Так “восстание” было временно подавлено. “Охранники”, понимая, что противостояние может повториться, разработали новую тактику влияния на “осуждённых”, которая состояла в создании т. н. “привилегированной ячейки” из числа “арестантов”.

В результате трём “осуждённым”, наименее вовлечённым в беспорядки, были предоставлены особые привилегии. Им вернули форму и кровати, разрешили вымыться, почистить зубы. Остальным – нет. Привилегированные “осуждённые” также получили улучшенное питание, которое они употребляли в присутствии “сокамерников”. Это привело к нарушению солидарности среди коллектива “осуждённых”.

Некоторые из “осуждённых”, в основном из числа зачинщиков, теперь думали, что люди из привилегированной камеры – доносчики. Получилось, что за короткое время “осуждённые” перестали доверять друг другу.

Первым выводом эксперимента стало то, что подобная тактика разделения осуждённых поощряет агрессию среди лиц, отбывающих наказание в местах лишения свободы, тем самым отклоняя её от сотрудников тюрьмы.

“Охранники” же разделились на три типа:

жёсткие, но справедливые, которые следовали тюремным правилам;

“хорошие парни”, которые оказывали “осуждённым” небольшие услуги и никогда их не наказывали;

“садисты” – люди этого типа наслаждались властью.

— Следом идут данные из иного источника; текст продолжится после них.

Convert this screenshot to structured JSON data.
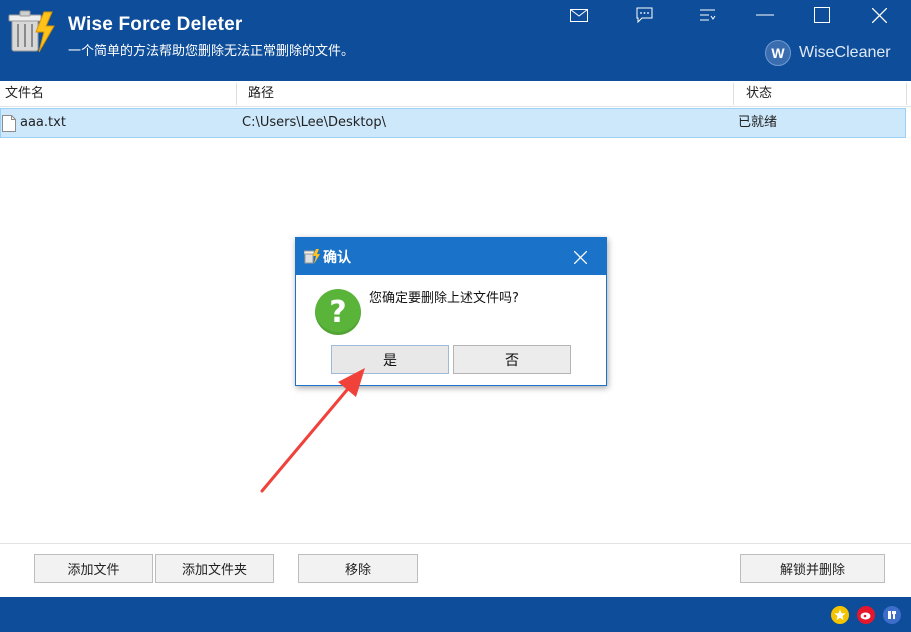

Примечательно, что ни один из предварительных личностных тестов не смог выявить данных наклонностей.

Единственной связью между личностью и тюремным поведением стал вывод о том, что “осуждённые”, для которых была характерна высокая степень авторитаризма, выдерживали авторитарную тюремную среду дольше, чем остальные.

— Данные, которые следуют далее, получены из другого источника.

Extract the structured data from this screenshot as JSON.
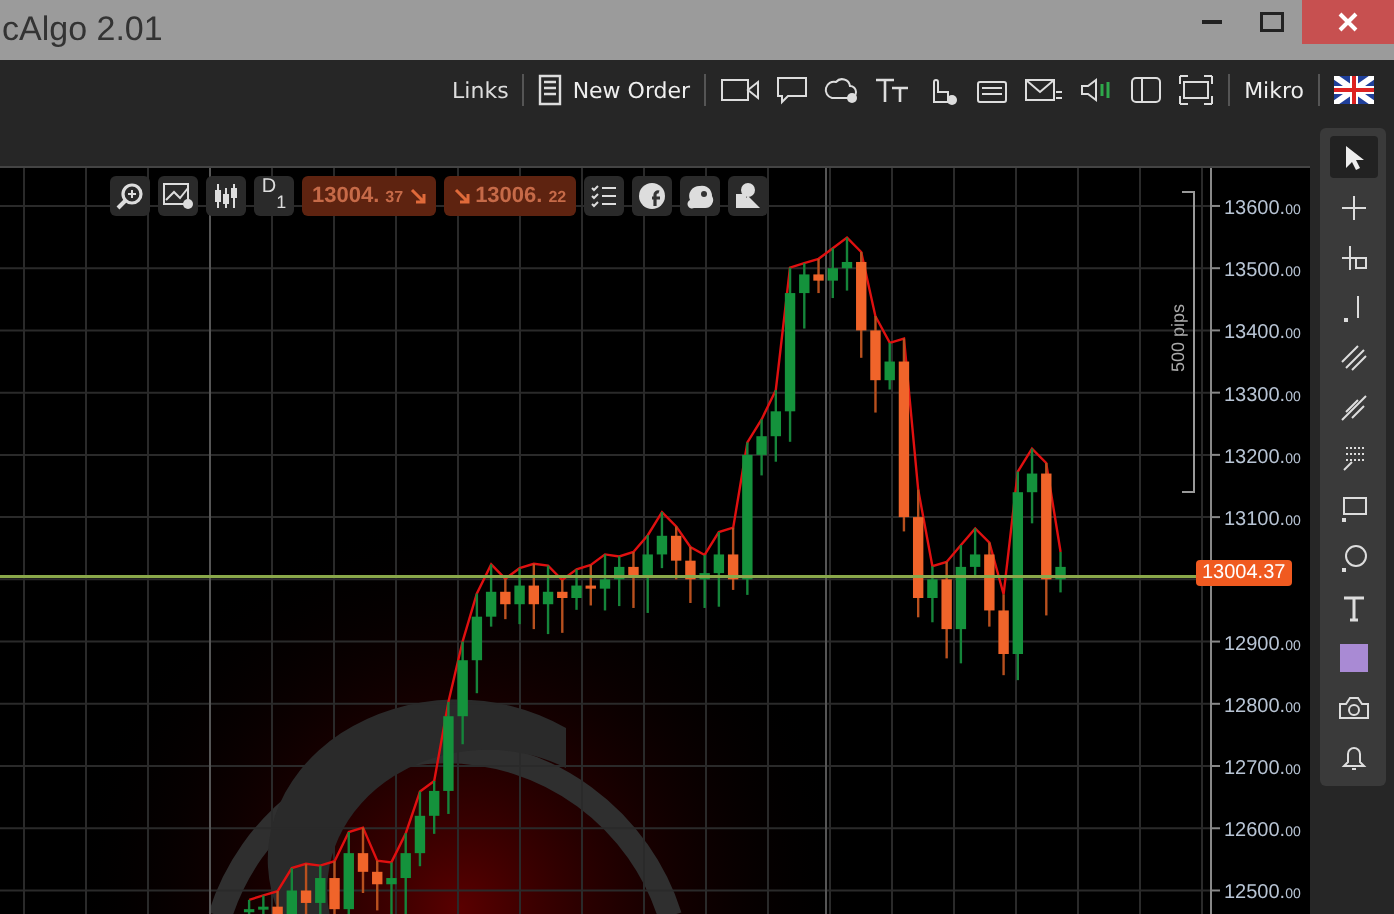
{
  "window": {
    "title": "cAlgo 2.01"
  },
  "toolbar": {
    "links": "Links",
    "new_order": "New Order",
    "account": "Mikro"
  },
  "chart_toolbar": {
    "timeframe": "D",
    "timeframe_count": "1",
    "sell_price": "13004.37",
    "buy_price": "13006.22"
  },
  "chart": {
    "measure_label": "500 pips",
    "current_price": "13004.37",
    "chart_data": {
      "type": "candlestick",
      "ylim": [
        12459,
        13661
      ],
      "grid": true,
      "categories": [
        null,
        null,
        null,
        null,
        null,
        null,
        null,
        null,
        null,
        null,
        null,
        null,
        null,
        null,
        null,
        null,
        null,
        null,
        null,
        null,
        null,
        null,
        null,
        null,
        null,
        null,
        null,
        null,
        null,
        null,
        null,
        null,
        null,
        null,
        null,
        null,
        null,
        null,
        null,
        null,
        null,
        null,
        null,
        null,
        null,
        null,
        null,
        null,
        null,
        null,
        null,
        null,
        null,
        null,
        null,
        null,
        null,
        null,
        null,
        null,
        null,
        null,
        null,
        null,
        null,
        null,
        null,
        null,
        null,
        null,
        null,
        null,
        null,
        null,
        null,
        null,
        null,
        null,
        null,
        null,
        null,
        null,
        null,
        null,
        null
      ],
      "yticks": [
        {
          "value": 13600,
          "label": "13600.00"
        },
        {
          "value": 13500,
          "label": "13500.00"
        },
        {
          "value": 13400,
          "label": "13400.00"
        },
        {
          "value": 13300,
          "label": "13300.00"
        },
        {
          "value": 13200,
          "label": "13200.00"
        },
        {
          "value": 13100,
          "label": "13100.00"
        },
        {
          "value": 12900,
          "label": "12900.00"
        },
        {
          "value": 12800,
          "label": "12800.00"
        },
        {
          "value": 12700,
          "label": "12700.00"
        },
        {
          "value": 12600,
          "label": "12600.00"
        },
        {
          "value": 12500,
          "label": "12500.00"
        }
      ],
      "ref_lines": [
        {
          "axis": "y",
          "value": 13004.37,
          "color": "#8aa84a"
        }
      ],
      "ohlc": [
        null,
        null,
        null,
        null,
        null,
        null,
        null,
        null,
        null,
        null,
        null,
        null,
        null,
        null,
        null,
        null,
        null,
        [
          12465,
          12485,
          12462,
          12470
        ],
        [
          12470,
          12492,
          12460,
          12474
        ],
        [
          12474,
          12499,
          12460,
          12460
        ],
        [
          12460,
          12536,
          12460,
          12500
        ],
        [
          12500,
          12543,
          12460,
          12480
        ],
        [
          12480,
          12540,
          12460,
          12520
        ],
        [
          12520,
          12547,
          12460,
          12470
        ],
        [
          12470,
          12594,
          12460,
          12560
        ],
        [
          12560,
          12601,
          12496,
          12530
        ],
        [
          12530,
          12548,
          12468,
          12510
        ],
        [
          12510,
          12545,
          12460,
          12520
        ],
        [
          12520,
          12592,
          12462,
          12560
        ],
        [
          12560,
          12659,
          12539,
          12620
        ],
        [
          12620,
          12676,
          12591,
          12660
        ],
        [
          12660,
          12803,
          12623,
          12780
        ],
        [
          12780,
          12900,
          12735,
          12870
        ],
        [
          12870,
          12977,
          12817,
          12940
        ],
        [
          12940,
          13024,
          12924,
          12980
        ],
        [
          12980,
          13001,
          12936,
          12960
        ],
        [
          12960,
          13018,
          12928,
          12990
        ],
        [
          12990,
          13025,
          12920,
          12960
        ],
        [
          12960,
          13022,
          12912,
          12980
        ],
        [
          12980,
          12999,
          12914,
          12970
        ],
        [
          12970,
          13016,
          12951,
          12990
        ],
        [
          12990,
          13023,
          12958,
          12985
        ],
        [
          12985,
          13040,
          12950,
          13000
        ],
        [
          13000,
          13037,
          12957,
          13020
        ],
        [
          13020,
          13044,
          12954,
          13005
        ],
        [
          13005,
          13071,
          12946,
          13040
        ],
        [
          13040,
          13108,
          13018,
          13070
        ],
        [
          13070,
          13085,
          13000,
          13030
        ],
        [
          13030,
          13052,
          12962,
          13000
        ],
        [
          13000,
          13039,
          12954,
          13010
        ],
        [
          13010,
          13076,
          12956,
          13040
        ],
        [
          13040,
          13083,
          12983,
          13000
        ],
        [
          13000,
          13220,
          12975,
          13200
        ],
        [
          13200,
          13257,
          13167,
          13230
        ],
        [
          13230,
          13304,
          13189,
          13270
        ],
        [
          13270,
          13501,
          13221,
          13460
        ],
        [
          13460,
          13508,
          13403,
          13490
        ],
        [
          13490,
          13515,
          13460,
          13480
        ],
        [
          13480,
          13532,
          13452,
          13500
        ],
        [
          13500,
          13549,
          13464,
          13510
        ],
        [
          13510,
          13526,
          13356,
          13400
        ],
        [
          13400,
          13423,
          13268,
          13320
        ],
        [
          13320,
          13380,
          13305,
          13350
        ],
        [
          13350,
          13387,
          13077,
          13100
        ],
        [
          13100,
          13144,
          12939,
          12970
        ],
        [
          12970,
          13021,
          12931,
          13000
        ],
        [
          13000,
          13028,
          12873,
          12920
        ],
        [
          12920,
          13055,
          12865,
          13020
        ],
        [
          13020,
          13082,
          13002,
          13040
        ],
        [
          13040,
          13059,
          12924,
          12950
        ],
        [
          12950,
          12976,
          12846,
          12880
        ],
        [
          12880,
          13173,
          12838,
          13140
        ],
        [
          13140,
          13210,
          13090,
          13170
        ],
        [
          13170,
          13187,
          12942,
          13000
        ],
        [
          13000,
          13044,
          12979,
          13020
        ],
        null,
        null,
        null,
        null,
        null,
        null,
        null,
        null,
        null,
        null
      ],
      "series": [
        {
          "type": "line",
          "color": "#e01010",
          "values": [
            null,
            null,
            null,
            null,
            null,
            null,
            null,
            null,
            null,
            null,
            null,
            null,
            null,
            null,
            null,
            null,
            null,
            12485,
            12492,
            12499,
            12536,
            12543,
            12540,
            12547,
            12594,
            12601,
            12548,
            12545,
            12592,
            12659,
            12676,
            12803,
            12900,
            12977,
            13024,
            13001,
            13018,
            13025,
            13022,
            12999,
            13016,
            13023,
            13040,
            13037,
            13044,
            13071,
            13108,
            13085,
            13052,
            13039,
            13076,
            13083,
            13220,
            13257,
            13304,
            13501,
            13508,
            13515,
            13532,
            13549,
            13526,
            13423,
            13380,
            13387,
            13144,
            13021,
            13028,
            13055,
            13082,
            13059,
            12976,
            13173,
            13210,
            13187,
            13044,
            null,
            null,
            null,
            null,
            null,
            null,
            null,
            null,
            null,
            null
          ]
        }
      ]
    }
  }
}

При этом “осуждённые” по-разному справлялись со своим чувством разочарования и бессилия. Некоторые “бунтовали” или дрались с “охранниками”, объявляли голодовку. Четверо отреагировали эмоциональным срывом, что стало неким способом избежать этой ситуации. У одного заключённого развилась психосоматическая сыпь по всему телу, когда он узнал, что его не “освободят”. Другие просто вели себя хорошо, делая всё, что хотели от них охранники.

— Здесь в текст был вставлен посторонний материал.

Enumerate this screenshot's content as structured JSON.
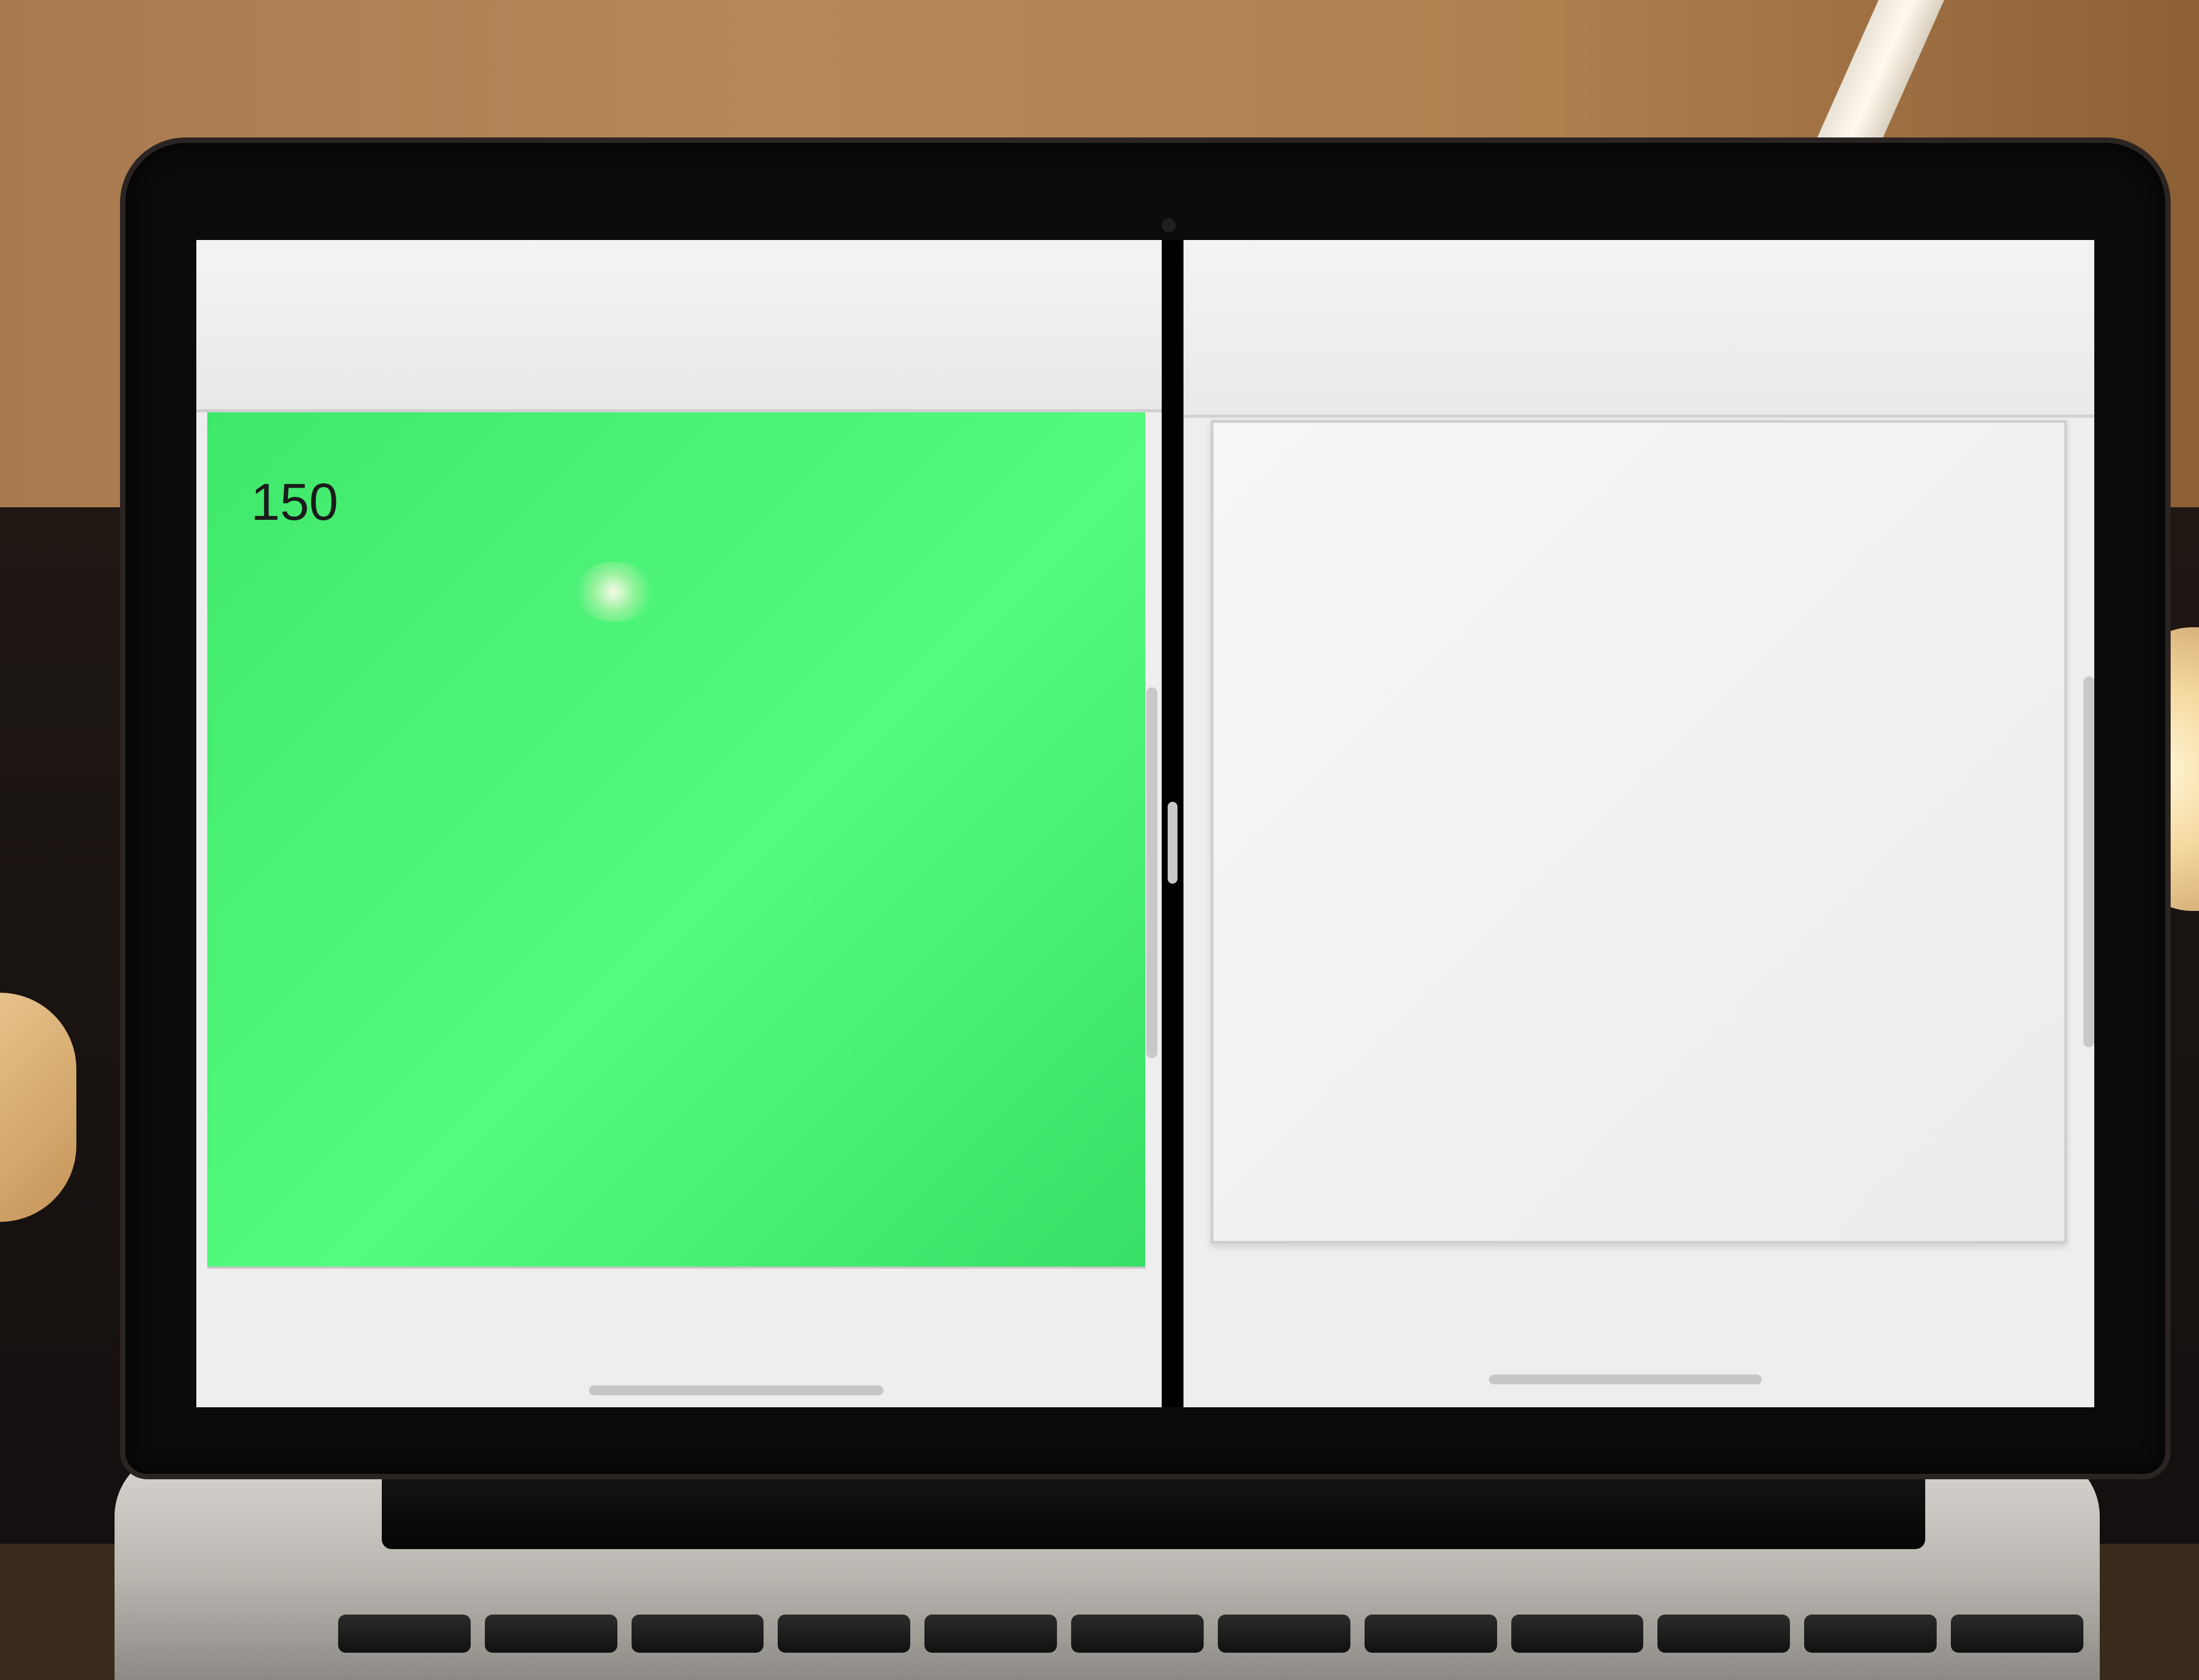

К концу исследования среди “осуждённых” уже не было никакого группового единства – осталась лишь кучка изолированных индивидуумов, цепляющихся друг за друга, как военнопленные или госпитализированные душевнобольные. “Стражники” же получили полный контроль над тюрьмой и теперь требовали слепого повиновения от каждого».

Эксперимент был прекращён досрочно: исследователи поняли, что создали чрезвычайно критическую ситуацию, в которой «осуждённые» отступали и вели себя патологически, а у некоторых «охранников» проявились садистские наклонности.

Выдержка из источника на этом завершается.